В таком переживании, в таком ощущении чувства любви и чувства ревности в конце концов уже не важно, состоялась ли измена. Не важно даже, любит ли герой свою подругу и жива ли она. Так, в «Беглянке» известие о смерти Альбертины пробуждает в герое не уснувшую давным-давно любовь, а опять-таки ревность, нестерпимое желание узнать, изменяла ли она ему и предавалась ли предосудительным наслаждениям с женщинами. Желание убедиться, увериться в этом столь последовательно и настойчиво, что герой Пруста был бы искренне разочарован, чувствовал бы себя обкраденным, если бы подозрения его оказались напрасными.

Эгоистическое, мазохистское, но конструктивное по-своему чувство ревности заставляет героя не только непрестанно подозревать Альбертину, выслеживать ее, добывать разными путями порочащие ее сведения, но и просто мучить и терзать девушку, ставя над ней изощренные психологические опыты: то он признается ей в любви к ее подружке Андре, то рассказывает о своей мнимой связи с какой-то женщиной, на которой обязан жениться. И все эти небылицы преследуют лишь одну цель — заставить Альбертину проговориться, выдать себя, то есть направлены к тому, чтобы уличить девушку в пороке, которого так страшится и так хочет найти в ней Марсель. Мучительная и мучащая другого ревность как оправдание и единственная реализация любовного чувства заставляет героя превратить Альбертину в пленницу, буквально посадить ее под замок, о чем будет рассказано в следующем томе эпопеи.

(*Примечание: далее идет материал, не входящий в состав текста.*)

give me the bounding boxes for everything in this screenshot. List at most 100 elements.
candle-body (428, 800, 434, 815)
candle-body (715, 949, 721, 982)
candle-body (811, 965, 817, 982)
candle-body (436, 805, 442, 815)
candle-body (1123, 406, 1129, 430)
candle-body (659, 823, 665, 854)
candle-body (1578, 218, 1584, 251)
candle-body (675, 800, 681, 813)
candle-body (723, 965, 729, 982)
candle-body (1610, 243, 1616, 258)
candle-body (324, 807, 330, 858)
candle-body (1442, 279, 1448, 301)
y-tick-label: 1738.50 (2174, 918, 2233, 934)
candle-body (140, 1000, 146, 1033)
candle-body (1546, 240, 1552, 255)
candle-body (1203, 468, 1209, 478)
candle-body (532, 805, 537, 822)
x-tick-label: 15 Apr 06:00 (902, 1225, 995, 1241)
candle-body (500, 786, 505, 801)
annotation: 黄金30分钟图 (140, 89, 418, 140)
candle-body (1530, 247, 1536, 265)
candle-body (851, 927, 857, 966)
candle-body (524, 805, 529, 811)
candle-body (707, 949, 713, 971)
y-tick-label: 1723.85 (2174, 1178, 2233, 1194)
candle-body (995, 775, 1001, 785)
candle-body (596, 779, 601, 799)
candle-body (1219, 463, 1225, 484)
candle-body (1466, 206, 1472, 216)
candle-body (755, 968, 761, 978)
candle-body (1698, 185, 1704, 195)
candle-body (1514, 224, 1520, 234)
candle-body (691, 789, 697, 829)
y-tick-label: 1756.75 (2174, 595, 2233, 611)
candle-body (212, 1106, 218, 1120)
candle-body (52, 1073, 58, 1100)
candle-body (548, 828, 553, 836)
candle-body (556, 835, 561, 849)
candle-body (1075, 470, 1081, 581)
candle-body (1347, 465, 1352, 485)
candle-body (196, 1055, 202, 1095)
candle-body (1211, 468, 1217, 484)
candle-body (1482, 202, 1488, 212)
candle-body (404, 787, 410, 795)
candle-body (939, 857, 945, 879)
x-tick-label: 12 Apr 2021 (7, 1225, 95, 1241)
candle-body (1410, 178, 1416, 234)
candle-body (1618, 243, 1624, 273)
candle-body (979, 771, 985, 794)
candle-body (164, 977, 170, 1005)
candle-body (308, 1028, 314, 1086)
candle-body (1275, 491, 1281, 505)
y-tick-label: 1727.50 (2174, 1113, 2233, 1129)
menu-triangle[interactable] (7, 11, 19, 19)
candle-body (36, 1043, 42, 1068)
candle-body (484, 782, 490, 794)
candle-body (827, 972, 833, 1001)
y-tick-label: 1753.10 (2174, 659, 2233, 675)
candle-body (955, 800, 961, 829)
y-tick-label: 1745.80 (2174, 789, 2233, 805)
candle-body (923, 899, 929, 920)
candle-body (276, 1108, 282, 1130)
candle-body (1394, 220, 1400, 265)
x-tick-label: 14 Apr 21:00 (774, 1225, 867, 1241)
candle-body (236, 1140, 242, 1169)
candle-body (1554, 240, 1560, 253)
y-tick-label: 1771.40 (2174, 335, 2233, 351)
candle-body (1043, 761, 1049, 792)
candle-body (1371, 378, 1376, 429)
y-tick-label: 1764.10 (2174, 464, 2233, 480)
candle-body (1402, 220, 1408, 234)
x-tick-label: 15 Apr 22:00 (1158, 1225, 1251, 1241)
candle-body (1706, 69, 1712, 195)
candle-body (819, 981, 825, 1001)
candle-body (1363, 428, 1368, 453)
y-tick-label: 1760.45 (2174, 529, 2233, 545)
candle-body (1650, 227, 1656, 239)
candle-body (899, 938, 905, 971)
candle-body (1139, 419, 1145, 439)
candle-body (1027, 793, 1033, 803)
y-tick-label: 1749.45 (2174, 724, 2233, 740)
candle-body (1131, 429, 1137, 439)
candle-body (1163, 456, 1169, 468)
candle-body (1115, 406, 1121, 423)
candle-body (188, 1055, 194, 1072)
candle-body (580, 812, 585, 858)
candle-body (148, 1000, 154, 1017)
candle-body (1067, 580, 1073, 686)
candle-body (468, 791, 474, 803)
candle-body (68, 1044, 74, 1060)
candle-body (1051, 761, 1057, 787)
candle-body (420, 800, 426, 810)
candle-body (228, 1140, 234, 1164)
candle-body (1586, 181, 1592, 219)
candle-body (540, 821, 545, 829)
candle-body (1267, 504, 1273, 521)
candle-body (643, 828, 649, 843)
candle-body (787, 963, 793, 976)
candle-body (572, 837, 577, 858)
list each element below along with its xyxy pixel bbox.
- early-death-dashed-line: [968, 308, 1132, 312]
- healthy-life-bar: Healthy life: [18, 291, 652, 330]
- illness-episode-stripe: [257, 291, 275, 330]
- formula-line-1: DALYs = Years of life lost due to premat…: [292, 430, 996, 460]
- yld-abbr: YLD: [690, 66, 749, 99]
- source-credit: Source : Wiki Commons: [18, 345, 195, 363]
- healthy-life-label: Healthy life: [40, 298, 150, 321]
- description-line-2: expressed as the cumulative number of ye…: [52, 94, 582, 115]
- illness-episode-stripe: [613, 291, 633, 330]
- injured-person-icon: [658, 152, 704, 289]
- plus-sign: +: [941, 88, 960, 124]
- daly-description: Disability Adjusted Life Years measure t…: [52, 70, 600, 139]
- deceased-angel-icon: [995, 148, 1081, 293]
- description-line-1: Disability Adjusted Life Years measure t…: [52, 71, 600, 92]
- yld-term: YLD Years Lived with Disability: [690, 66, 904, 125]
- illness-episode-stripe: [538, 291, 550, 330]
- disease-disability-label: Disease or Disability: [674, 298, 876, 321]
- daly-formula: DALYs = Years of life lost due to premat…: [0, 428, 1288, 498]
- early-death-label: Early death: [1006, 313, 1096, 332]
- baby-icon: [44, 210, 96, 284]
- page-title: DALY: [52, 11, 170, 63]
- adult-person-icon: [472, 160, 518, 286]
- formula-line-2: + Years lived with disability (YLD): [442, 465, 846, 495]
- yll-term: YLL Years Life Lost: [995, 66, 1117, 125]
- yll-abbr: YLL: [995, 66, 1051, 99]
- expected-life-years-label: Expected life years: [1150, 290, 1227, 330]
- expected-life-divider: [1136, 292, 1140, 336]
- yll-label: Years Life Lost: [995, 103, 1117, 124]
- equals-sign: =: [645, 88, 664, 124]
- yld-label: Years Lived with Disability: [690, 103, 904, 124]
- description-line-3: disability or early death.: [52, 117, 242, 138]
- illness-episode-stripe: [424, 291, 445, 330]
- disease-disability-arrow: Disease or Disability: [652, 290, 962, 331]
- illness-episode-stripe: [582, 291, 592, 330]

Все эти острые переживания героя, бесспорно, подлинны, хотя во многом имеют дело с призраками, с фактами его сознания, а не реальной жизни. Вместе с тем герой подозревает Альбертину в противоестественных наклонностях не только потому, что эти подозрения, эти непрерывные и непременные «перебои чувства» наполняют содержанием его сердечную жизнь, но также и потому, что он очень болезненно и живо воспринимает ту моральную деградацию, с которой сталкивается в еще недавно столь его восхищавшем светском обществе (а другого общества герой попросту не знает). Заметим, что описываемый Прустом период был действительно отмечен своеобразной «модой» на противоестественные любовные отношения (о чем с горечью пишет, например, в своих мемуарах Александр Бенуа). У них были свои апологеты, и их (в частности, Андре Жида) возмутил этот роман Пруста. Автор «Содома и Гоморры», напротив, относится к ним резко отрицательно, но видит в них не какое-то случайное отклонение от нормы, а закономерный и многозначительный симптом деградации высшего общества и его культуры.